Here are some examples of it being used:

```python
from kubeq import KubeQ, SelectionFormula, Eq, Glob, In
client = KubeQ(context="minikube")
formula = SelectionFormula(
{
Kind("version"): Eq("v1") | Eq("v2"),
Kind("ident"): Glob("P*"),
Field("metadata.namespace"): In("default", "kube-system"),
}
)
results = await client.query(formula)
for r in results:
print(f"- {r.metadata.name}")

```

# 😨 Safety
Kubeq is a tool that can end up pulling your entire cluster — or more likely tripping internal rate limiting and crashing itself.

Some disclaimers:
- It only protects from individually large queries, not lots of people running queries at the same time.
- Kubernetes rate limiting is also a thing and probably does a better job.

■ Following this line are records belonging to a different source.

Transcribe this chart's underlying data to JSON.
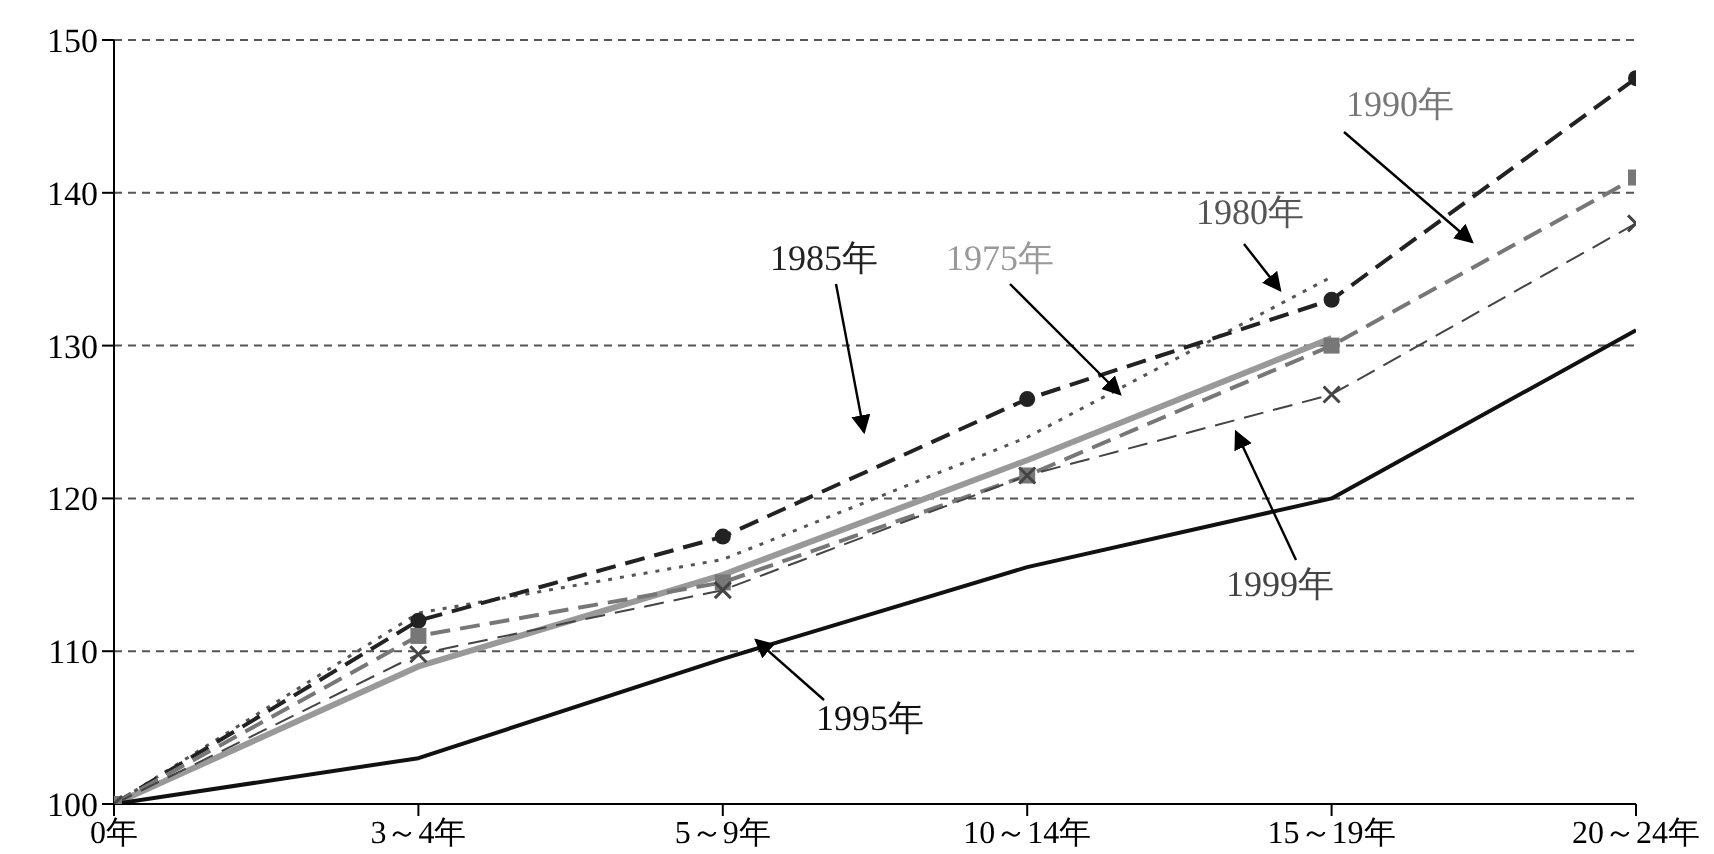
{
  "chart_data": {
    "type": "line",
    "categories": [
      "0年",
      "3～4年",
      "5～9年",
      "10～14年",
      "15～19年",
      "20～24年"
    ],
    "ylim": [
      100,
      150
    ],
    "yticks": [
      100,
      110,
      120,
      130,
      140,
      150
    ],
    "grid": "y",
    "legend": false,
    "series": [
      {
        "name": "1975年",
        "color": "#999999",
        "line_style": "solid",
        "marker": "none",
        "values": [
          100,
          109,
          115,
          122.5,
          130.5,
          null
        ]
      },
      {
        "name": "1980年",
        "color": "#555555",
        "line_style": "dotted",
        "marker": "none",
        "values": [
          100,
          112.5,
          116,
          124,
          134.5,
          null
        ]
      },
      {
        "name": "1985年",
        "color": "#222222",
        "line_style": "dashed",
        "marker": "circle",
        "values": [
          100,
          112,
          117.5,
          126.5,
          133,
          147.5
        ]
      },
      {
        "name": "1990年",
        "color": "#777777",
        "line_style": "dashed",
        "marker": "square",
        "values": [
          100,
          111,
          114.5,
          121.5,
          130,
          141
        ]
      },
      {
        "name": "1995年",
        "color": "#111111",
        "line_style": "solid",
        "marker": "none",
        "values": [
          100,
          103,
          109.5,
          115.5,
          120,
          131
        ]
      },
      {
        "name": "1999年",
        "color": "#444444",
        "line_style": "dashed",
        "marker": "cross",
        "values": [
          100,
          109.8,
          114,
          121.5,
          126.8,
          138
        ]
      }
    ]
  }
}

There are two fairly primitive mechanisms.
1. A limit on the total number of queries
2. A limit on the total number of resources seen

The default limits are 100 requests and 500 resources seen. They can be configured using:

```
--max-resources 500
--max-requests 100
```

If your query exceeds the values, partial results will still be retrieved, with a message that further data might be available.

Besides these hard limits, there are extra mechanisms that affect query performance.

```
--reqs-per-minute 20
--reqs-parallel 5
```

These change number of requests per minute (completed or inflight) and number of parallel inflight requests.

# Why is this?
kubeq is an irresponsibly powerful tool for querying your k8s cluster. It arose from the need to answer one simple question:

> What the hell is in that namespace?

Kubernetes has a problem — while resources can be organized across many different hierarchies, its REST API allows you to query them across just one. Namely:

```
group → version → kind → namespace → name
```

No tool or dashboard lets you go around this hierarchy. It’s basically set in stone.

But you often do want to look at collections of different types of resources. Namespaces serve one organizational tool for doing so.

You can create one, fill it with different resources, and then delete it — but there is no command that can tell you what the hell was in it.